Seismic waves are created by the release of energy in the crust, this can be from the build up and release of tension of cracks in the crust known sas faults.(The deeper the focus the weaker of the seismic waves being produced.)


The Ring of Fire


The Ring of Fire is a horseshoe-shaped zone of high seismic and volcanic activity that encircles the Pacific Ocean. It is characterized by numerous active volcanoes and frequent earthquakes due to tectonic plate interactions, primarily along convergent and transform boundaries.


 Key features of the Ring of Fire include: 


  • Volcanoes: Many of the world's active volcanoes are located here, including Mount St. Helens, Mount Fuji, and Mount Pinatubo. 
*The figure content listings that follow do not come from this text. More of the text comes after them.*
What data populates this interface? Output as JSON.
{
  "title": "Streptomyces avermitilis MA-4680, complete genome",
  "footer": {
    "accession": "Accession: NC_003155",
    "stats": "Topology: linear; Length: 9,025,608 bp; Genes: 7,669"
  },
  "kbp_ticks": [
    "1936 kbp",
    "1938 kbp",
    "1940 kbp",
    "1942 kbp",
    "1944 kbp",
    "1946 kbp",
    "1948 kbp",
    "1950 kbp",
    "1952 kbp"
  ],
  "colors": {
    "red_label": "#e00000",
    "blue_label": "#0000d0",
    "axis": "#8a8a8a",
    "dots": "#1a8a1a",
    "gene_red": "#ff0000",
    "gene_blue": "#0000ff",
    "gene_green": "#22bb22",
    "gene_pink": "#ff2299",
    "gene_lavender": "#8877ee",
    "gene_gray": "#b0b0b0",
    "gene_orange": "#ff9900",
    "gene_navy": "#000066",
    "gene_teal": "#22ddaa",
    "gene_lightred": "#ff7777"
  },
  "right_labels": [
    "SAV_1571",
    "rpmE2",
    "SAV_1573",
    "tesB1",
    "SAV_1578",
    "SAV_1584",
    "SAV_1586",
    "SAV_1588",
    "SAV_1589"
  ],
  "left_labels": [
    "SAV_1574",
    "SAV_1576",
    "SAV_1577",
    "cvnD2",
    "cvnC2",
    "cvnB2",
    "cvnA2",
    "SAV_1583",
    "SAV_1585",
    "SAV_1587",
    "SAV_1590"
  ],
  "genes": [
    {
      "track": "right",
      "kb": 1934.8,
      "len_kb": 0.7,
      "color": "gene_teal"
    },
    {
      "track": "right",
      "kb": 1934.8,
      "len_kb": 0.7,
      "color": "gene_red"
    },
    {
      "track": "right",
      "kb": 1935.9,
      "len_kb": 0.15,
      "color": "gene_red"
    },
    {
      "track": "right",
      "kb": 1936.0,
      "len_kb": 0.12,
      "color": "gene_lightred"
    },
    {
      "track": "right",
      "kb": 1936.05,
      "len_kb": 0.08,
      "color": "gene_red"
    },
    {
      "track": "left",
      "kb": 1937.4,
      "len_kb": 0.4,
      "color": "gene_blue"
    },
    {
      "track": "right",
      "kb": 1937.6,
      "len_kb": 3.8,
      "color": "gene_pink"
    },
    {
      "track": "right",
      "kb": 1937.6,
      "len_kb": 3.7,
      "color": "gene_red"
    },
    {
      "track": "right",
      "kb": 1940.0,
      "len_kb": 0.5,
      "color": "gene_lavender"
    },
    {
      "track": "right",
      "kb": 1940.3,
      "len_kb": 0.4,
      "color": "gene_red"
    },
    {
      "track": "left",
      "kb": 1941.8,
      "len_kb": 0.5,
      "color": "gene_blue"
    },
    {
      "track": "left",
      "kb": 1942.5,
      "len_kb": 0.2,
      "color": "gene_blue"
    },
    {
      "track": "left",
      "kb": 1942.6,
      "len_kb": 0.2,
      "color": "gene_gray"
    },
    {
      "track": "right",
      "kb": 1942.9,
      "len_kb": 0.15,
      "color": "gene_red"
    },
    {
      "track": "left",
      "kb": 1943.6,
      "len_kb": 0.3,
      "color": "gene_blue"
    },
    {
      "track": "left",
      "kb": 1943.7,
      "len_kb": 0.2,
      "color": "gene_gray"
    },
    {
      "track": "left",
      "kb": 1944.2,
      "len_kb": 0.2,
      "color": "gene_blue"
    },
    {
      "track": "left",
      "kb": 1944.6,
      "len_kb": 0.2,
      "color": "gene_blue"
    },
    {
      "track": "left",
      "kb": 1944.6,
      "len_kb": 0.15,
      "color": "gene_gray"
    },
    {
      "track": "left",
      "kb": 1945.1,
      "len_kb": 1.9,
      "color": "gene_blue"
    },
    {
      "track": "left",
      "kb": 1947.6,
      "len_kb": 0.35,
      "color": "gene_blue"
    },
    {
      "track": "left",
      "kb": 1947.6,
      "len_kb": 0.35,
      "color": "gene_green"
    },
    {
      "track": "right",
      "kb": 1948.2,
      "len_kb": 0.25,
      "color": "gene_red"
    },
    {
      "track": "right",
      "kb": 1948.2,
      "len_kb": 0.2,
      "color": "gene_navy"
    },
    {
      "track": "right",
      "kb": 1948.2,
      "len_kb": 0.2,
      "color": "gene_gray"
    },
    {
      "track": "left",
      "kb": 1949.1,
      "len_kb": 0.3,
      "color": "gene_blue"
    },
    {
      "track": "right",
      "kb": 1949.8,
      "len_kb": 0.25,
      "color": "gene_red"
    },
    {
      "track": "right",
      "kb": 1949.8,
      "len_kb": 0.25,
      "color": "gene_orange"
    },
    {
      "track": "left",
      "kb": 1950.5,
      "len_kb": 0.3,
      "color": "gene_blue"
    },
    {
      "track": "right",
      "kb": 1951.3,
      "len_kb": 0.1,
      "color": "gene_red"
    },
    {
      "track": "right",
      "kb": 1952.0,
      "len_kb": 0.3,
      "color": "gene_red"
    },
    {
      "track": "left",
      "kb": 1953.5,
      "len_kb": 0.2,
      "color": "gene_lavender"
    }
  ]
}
  • Earthquakes: The area experiences frequent and often powerful earthquakes, resulting from the movement of tectonic plates. 

  • Tectonic Activity: It is associated with subduction zones, where one tectonic plate is forced beneath another, as well as transform boundaries where plates slide past each other.



Volcanoes


Volcanoes are geological formations that occur when molten rock (magma) from beneath the Earth's crust escapes to the surface. This can happen through various processes, resulting in a range of volcanic types and eruptions.


Types of Volcanoes

  • Sheild Volcanoes(Broad, gently sloping sides built up by the flow of low-viscosity basaltic lava.)

  • Stratovolcanoes(Steep, conical mountains formed by alternating layers of lava flows, ash, and volcanic rocks.)

  • Cider Cone Volcanoes(Small, steep-sided volcanoes formed from the accumulation of volcanic debris and ash around a single vent.)